Therefore, no comprehensive CT screening is currently recommended in Germany. To what extent preventive examinations in the high-risk group will be recommended in the future, remains open.
Do I have an increased risk for a heart attack?
Patients with COPD have an increased risk for cardiovascular diseases including heart attacks.
More heart attacks with COPD
Physicians and researchers have shown that COPD can lead to cardiovascular problems independently of nicotine. Patients have a 2.5-fold increased risk of coronary heart disease, heart attack, arrhythmia, cardiac insufficiency or peripheral arterial vascular disease.
Since 90% of people with COPD smoke or have smoked, it is not easy to say whether a heart attack is due smoking or lung changes. Yet, heart problems may also be related to the lung disease itself. For example, pulmonary over-inflation leads to reduced heart filling and reduced stroke volume and is associated with cardiac insufficiency.
Furthermore, the time during and after an acute worsening of COPD (exacerbation) tends to be a very vulnerable phase in which our body is susceptible to further complications. Inflammatory and prothrombotic processes strain heart and blood vessels.
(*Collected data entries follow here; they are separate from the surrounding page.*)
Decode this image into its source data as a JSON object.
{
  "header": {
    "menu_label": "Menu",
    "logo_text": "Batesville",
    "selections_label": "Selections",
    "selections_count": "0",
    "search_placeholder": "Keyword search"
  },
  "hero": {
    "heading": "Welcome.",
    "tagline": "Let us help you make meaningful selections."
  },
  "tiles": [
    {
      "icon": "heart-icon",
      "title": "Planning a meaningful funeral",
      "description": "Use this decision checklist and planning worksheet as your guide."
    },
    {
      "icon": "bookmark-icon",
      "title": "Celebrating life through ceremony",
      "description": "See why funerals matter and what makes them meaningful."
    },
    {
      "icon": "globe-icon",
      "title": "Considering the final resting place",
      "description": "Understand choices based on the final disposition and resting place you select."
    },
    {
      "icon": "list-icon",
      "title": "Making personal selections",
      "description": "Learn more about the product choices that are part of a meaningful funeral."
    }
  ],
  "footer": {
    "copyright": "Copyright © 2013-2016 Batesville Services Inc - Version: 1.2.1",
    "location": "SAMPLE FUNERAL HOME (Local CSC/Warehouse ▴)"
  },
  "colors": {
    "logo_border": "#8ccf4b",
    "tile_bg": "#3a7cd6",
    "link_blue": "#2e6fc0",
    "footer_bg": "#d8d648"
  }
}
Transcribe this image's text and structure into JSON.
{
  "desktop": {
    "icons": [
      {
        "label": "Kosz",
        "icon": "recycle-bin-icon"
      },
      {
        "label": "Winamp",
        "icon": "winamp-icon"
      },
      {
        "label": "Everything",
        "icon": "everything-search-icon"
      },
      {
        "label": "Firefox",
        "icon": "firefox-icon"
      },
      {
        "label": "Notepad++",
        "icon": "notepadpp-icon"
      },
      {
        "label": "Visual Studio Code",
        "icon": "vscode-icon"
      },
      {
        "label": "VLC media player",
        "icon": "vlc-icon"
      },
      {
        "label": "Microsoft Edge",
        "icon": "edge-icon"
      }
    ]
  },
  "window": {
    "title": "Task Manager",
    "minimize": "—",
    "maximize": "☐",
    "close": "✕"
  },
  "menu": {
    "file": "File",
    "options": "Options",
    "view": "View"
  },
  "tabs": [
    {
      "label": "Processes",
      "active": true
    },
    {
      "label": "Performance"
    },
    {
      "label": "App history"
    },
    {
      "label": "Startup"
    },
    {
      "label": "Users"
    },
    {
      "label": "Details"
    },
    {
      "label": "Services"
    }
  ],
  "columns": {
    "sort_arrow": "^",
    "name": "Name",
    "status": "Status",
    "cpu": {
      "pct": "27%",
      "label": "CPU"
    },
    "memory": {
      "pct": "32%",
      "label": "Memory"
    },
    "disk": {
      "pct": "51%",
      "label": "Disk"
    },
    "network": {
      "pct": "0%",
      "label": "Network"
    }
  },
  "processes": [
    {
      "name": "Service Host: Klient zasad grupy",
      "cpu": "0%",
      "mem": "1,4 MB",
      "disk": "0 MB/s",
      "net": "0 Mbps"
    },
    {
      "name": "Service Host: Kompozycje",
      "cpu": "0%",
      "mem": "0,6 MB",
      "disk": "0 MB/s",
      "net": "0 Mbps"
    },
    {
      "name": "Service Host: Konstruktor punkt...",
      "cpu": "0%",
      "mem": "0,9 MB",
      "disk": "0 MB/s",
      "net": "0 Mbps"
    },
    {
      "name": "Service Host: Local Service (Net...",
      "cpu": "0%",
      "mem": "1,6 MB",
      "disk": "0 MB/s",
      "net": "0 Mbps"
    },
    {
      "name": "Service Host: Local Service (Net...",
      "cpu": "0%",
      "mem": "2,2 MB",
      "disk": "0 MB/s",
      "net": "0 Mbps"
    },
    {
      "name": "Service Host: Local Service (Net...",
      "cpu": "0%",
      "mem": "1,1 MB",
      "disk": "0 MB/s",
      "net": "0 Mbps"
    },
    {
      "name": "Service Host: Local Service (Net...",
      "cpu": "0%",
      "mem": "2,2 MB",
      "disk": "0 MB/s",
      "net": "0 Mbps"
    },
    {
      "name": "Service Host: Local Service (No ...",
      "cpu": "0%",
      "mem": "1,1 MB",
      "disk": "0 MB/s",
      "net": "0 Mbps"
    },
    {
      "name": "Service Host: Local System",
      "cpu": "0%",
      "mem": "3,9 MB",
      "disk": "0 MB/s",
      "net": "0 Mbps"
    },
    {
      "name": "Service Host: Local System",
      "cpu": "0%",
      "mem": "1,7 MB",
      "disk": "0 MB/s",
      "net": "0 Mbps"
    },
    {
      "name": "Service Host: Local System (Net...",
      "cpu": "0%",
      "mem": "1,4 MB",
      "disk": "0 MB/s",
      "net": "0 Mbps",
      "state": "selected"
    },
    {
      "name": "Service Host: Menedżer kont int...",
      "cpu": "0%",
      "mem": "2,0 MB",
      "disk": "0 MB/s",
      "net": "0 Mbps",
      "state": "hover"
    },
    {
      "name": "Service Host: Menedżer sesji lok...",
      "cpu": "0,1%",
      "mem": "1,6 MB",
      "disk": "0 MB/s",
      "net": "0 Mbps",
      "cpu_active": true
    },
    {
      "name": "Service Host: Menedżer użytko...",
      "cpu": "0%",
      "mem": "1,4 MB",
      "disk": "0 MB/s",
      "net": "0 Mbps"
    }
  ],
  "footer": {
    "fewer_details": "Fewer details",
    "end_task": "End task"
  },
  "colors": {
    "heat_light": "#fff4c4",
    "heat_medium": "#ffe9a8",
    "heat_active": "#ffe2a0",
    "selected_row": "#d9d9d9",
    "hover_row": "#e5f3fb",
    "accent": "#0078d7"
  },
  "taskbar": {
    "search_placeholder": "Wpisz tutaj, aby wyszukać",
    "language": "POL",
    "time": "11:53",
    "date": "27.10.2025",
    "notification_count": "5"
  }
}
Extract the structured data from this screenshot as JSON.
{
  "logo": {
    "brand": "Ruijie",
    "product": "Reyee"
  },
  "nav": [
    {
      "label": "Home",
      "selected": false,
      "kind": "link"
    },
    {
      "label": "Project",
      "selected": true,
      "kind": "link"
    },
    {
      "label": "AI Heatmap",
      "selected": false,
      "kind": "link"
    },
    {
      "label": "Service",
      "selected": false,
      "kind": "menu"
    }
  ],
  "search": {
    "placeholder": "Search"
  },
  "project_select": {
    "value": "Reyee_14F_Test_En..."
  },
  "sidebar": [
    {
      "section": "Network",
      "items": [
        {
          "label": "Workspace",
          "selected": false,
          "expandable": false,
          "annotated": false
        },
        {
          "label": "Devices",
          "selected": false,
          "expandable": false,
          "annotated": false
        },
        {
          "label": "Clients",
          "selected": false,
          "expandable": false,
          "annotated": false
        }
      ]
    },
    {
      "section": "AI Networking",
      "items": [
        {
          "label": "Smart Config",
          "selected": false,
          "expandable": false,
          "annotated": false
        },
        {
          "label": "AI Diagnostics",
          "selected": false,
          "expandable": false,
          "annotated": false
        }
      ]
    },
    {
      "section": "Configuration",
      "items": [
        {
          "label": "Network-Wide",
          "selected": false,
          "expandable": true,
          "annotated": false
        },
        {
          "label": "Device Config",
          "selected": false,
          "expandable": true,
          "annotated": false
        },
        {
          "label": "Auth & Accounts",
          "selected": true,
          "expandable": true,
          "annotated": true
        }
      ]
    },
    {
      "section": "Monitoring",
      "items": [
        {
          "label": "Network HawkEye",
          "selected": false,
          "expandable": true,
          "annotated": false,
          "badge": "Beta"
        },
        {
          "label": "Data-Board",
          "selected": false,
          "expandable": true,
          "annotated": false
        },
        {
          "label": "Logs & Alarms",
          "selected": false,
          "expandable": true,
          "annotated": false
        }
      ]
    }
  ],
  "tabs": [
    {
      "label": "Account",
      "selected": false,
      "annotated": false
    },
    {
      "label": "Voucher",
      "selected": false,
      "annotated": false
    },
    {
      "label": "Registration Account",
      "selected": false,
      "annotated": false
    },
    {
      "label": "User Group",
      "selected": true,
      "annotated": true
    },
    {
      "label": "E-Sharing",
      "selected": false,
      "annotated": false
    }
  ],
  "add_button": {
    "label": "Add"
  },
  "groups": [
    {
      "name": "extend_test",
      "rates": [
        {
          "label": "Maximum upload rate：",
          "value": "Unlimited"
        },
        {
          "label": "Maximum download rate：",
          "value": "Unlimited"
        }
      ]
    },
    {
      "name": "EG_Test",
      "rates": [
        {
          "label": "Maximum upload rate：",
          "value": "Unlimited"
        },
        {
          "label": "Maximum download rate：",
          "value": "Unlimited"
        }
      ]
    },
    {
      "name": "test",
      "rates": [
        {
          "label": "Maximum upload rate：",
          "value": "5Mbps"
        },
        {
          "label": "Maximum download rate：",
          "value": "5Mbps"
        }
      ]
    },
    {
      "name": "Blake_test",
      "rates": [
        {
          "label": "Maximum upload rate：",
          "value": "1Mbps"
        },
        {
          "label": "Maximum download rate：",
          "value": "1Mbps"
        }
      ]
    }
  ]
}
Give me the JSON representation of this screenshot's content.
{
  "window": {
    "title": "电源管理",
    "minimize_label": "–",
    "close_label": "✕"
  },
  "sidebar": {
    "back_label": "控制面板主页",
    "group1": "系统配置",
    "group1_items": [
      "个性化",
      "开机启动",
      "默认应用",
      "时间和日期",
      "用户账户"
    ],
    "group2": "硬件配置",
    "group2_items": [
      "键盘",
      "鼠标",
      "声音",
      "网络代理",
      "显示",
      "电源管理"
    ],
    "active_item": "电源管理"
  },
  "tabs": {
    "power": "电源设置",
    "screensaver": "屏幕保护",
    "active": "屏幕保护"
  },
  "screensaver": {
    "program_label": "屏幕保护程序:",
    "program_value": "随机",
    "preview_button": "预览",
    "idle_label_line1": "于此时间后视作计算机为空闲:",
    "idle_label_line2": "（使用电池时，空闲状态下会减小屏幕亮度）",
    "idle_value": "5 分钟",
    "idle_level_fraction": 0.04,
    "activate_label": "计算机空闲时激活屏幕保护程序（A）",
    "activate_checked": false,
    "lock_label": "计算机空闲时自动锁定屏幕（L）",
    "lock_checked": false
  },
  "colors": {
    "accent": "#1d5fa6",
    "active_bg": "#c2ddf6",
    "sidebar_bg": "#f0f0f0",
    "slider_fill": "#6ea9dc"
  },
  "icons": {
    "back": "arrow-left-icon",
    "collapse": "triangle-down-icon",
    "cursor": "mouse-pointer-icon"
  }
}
What are pulmonary hypertension and cor pulmonale?
Both pulmonary hypertension and cor pulmonale are associated with COPD.
High pressure in pulmonary vessels
When small airways collapse during exhalation, respiration and exchange of oxygen and carbon dioxide are affected accordingly. Also, structural remodelling processes take place and the lung becomes less elastic.
This increased pressure is transmitted to the small vessels that pass through the lungs and the pressure in the pulmonary arteries increases. Physicians speak of pulmonary hypertension. In severe cases, the pressure can further be transmitted to the right part of the heart.
A weak right heart
When the pressure in lung vessels and right heart rises, the heart must work very hard against this pressure. Thus, it may tire out more quickly than usual. Additionally, to keep up the circulation, it builds up its muscle which becomes thicker and bigger. At some point, the pressure may be so high, that the right chambers of the heart lose their pumping force and give in. This is called a cor pulmonale. Chronic shortness of breath and unspecific complaints such as fatigue and exhaustion are typical symptoms. Sometimes water may accumulate in legs and internal organs.
ECG, echo and right heart catheter
Resting ECG and chest X-rays may first indications of pulmonary hypertension. More detailed examines include the echocardiogram (heart ultrasound) and the right sided heart catheter.
The ultrasound shows the heart muscle in action as well as walls and valves. With special measurements physicians can also assess different pressures in heart and pulmonary vessels. The right heart catheter is an invasive test. It is performed in a hospital. With a fine wire right heart chamber and pulmonary vessels can be reached and pressures be measured.
No specific treatment
Pulmonary hypertension in COPD cannot be treated directly. Treatment options such as "pure" pulmonary arterial hypertension, i.e. pulmonary hypertension without COPD, have unfortunately not been effective so far.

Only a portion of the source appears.